- 田内 志文
- 2010-04-14 (水)
- 小説
2、
四歳になっても、ネイル・ハートは幼稚園に入れてもらえない。それどころか、ほとんど外に出してすらもらえないのだ。たまに出ることがあっても妙な形をした帽子を深々とかぶらされ、釘が見えないようにされる。それはそれでひどく滑稽に見えて、道行く人たちはちらりと視線をよこしたりしたものだったのだが、両親にしてみれば、釘を見られるよりは、ずいぶん気が楽だ。

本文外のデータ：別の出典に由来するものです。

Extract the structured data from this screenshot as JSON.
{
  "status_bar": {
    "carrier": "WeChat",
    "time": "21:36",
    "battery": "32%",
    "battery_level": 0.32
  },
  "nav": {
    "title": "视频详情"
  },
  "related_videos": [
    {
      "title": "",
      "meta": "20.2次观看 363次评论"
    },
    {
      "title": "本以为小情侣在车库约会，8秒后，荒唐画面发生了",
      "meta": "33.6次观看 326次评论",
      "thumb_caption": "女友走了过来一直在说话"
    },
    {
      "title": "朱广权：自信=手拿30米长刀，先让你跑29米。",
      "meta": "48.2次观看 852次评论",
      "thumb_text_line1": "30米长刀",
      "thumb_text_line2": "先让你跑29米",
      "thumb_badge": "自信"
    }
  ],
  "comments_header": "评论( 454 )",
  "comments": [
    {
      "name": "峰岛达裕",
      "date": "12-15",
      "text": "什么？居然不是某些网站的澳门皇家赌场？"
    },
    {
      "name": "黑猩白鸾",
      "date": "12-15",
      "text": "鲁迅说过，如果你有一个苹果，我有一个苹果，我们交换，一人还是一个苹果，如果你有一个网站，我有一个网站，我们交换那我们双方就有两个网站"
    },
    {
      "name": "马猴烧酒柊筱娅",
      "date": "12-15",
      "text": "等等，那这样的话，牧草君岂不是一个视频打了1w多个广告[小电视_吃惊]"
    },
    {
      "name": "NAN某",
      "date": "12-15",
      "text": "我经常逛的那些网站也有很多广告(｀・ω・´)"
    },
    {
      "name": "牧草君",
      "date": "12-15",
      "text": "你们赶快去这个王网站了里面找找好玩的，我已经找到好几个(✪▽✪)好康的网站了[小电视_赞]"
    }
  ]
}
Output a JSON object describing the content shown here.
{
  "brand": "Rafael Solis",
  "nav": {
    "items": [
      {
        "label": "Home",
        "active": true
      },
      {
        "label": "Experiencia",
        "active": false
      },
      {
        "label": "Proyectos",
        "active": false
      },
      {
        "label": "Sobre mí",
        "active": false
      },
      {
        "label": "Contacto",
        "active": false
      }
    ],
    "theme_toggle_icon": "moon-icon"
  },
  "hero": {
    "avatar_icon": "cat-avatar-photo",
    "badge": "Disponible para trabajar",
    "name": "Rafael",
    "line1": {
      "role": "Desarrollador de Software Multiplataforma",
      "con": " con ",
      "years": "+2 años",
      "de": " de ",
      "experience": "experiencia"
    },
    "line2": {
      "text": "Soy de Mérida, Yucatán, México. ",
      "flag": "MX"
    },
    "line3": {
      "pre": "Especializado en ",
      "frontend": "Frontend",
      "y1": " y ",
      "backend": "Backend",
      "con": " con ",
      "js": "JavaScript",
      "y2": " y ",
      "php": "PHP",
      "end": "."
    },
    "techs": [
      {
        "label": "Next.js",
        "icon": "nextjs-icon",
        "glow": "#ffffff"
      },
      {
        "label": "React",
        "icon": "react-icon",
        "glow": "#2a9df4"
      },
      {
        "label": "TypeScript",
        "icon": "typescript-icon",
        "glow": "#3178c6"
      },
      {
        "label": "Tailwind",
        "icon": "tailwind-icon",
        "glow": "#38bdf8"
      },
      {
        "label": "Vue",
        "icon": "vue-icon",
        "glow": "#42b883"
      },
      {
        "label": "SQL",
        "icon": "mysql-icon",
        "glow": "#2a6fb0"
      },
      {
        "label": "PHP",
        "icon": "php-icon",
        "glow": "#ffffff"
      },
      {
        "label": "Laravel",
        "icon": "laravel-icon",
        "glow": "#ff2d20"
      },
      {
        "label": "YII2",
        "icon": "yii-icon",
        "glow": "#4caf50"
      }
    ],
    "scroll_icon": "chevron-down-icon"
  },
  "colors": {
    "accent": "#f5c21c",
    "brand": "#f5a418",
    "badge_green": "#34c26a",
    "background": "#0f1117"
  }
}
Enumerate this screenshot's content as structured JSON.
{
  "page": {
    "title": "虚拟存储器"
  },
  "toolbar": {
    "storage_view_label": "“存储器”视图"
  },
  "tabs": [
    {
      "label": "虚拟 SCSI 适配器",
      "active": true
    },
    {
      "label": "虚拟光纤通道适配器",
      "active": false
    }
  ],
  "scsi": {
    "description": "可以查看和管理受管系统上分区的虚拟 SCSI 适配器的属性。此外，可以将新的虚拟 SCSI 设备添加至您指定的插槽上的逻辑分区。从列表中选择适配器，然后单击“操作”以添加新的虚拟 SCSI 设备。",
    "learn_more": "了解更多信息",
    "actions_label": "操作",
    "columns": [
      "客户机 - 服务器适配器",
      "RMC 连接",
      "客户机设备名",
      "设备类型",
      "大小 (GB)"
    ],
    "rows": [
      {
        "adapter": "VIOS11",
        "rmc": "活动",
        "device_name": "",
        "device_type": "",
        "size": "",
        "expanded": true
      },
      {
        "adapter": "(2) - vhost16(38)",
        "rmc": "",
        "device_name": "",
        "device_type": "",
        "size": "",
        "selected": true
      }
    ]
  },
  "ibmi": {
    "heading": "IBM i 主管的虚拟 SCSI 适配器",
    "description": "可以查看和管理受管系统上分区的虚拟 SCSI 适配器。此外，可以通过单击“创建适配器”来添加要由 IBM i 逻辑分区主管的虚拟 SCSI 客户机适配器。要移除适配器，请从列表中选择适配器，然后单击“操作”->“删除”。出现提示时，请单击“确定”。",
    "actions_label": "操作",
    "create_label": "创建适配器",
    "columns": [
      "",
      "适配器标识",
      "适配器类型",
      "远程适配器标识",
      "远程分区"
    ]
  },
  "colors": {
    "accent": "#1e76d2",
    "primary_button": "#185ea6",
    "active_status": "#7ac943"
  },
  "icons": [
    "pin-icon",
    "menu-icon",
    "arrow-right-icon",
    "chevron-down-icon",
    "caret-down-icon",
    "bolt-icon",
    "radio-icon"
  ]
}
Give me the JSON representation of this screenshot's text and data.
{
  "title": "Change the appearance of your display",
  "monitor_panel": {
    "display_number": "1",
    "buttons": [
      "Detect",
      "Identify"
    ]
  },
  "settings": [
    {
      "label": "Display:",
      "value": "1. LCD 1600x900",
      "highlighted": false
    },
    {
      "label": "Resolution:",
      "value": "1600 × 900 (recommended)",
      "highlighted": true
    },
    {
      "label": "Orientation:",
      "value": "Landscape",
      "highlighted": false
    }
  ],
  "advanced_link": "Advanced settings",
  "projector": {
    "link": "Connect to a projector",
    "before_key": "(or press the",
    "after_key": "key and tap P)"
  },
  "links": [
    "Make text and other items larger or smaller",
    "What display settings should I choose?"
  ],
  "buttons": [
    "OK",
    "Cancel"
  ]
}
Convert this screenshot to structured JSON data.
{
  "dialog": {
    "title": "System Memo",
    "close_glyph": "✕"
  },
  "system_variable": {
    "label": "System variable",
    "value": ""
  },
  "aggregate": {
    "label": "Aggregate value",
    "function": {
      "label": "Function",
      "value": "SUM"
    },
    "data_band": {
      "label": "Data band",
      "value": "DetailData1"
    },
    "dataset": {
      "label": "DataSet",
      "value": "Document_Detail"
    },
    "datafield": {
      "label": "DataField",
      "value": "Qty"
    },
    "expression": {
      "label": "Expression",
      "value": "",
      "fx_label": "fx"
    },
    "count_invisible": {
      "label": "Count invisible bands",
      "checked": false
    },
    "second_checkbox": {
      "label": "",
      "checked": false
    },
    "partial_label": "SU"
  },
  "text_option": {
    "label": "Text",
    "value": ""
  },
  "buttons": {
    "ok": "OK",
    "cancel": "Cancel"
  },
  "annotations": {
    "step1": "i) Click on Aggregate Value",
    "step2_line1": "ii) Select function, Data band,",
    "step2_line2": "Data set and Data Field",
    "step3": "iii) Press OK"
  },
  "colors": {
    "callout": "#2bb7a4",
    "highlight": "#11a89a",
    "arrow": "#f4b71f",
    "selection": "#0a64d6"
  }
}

「ねえ、なんでぼくには釘が刺さっているの?」ネイル・ハートは両親にこう訊ねる。
「ほら見て」と、アイーダは自分の耳たぶを指さす。「金の輪っかがついてるでしょう? これと似たようなものなのよ」
「じゃあ、なんでお外でぼくは帽子をかぶるのに、母さんはかぶらないの?」
「それは、あなたは帽子がよく似合うからよ」アイーダは、ネイル・ハートの頭をなでる。「母さん、帽子をかぶっているあなたを連れて歩くのが、とても嬉しいのよ。だって、みんなあなたのこと見るんだもの」
ネイル・ハートは黙ったままうんうんとうなずきながら話を聞き終えると、「さあ、それじゃあ自分のお部屋で遊んでらっしゃいね」というアイーダの言葉を合図に階段を駆け上がっていく。小さな足音が階段の上でやみ、子供部屋のドアが閉まる音がすると、アイーダはソファにどっと身を沈めて、天井を仰ぎ、両目を右手で覆った。
「ああ、あたしたち、いったいどうすればいいのかしら」彼女は胸の中で言う。
とにかく、いつまでもネイル・ハートを隠しておくことはできないのだ。彼のことを心配し、行く末を案じれば案じるほど、自分ひとりが家に残って彼の世話をしているのが、なんとも不公平に思えてきた。アイーダはルーパスの留守を苦々しく思うようになり、また、以前と同じような言い争いがはじまった。
「いちどは君だって分かってくれたじゃないか」ルーパスが一生懸命に、アイーダをたしなめようとする。だが、アイーダは「あの子のこと、どうすればいいのか分からないのよ、あたし、分からないのよ!」と、ときには涙を流しながら叫ぶ。リビングの空気が震え、壁が震え、天井が震える。その天井の上では、臆病な目をしたネイル・ハートが心配そうに体を丸くして、びくびくしながらベッドで毛布をかぶっている。自分が身動きひとつすれば世界が壊れてしまうかのような、そんな気持ちで。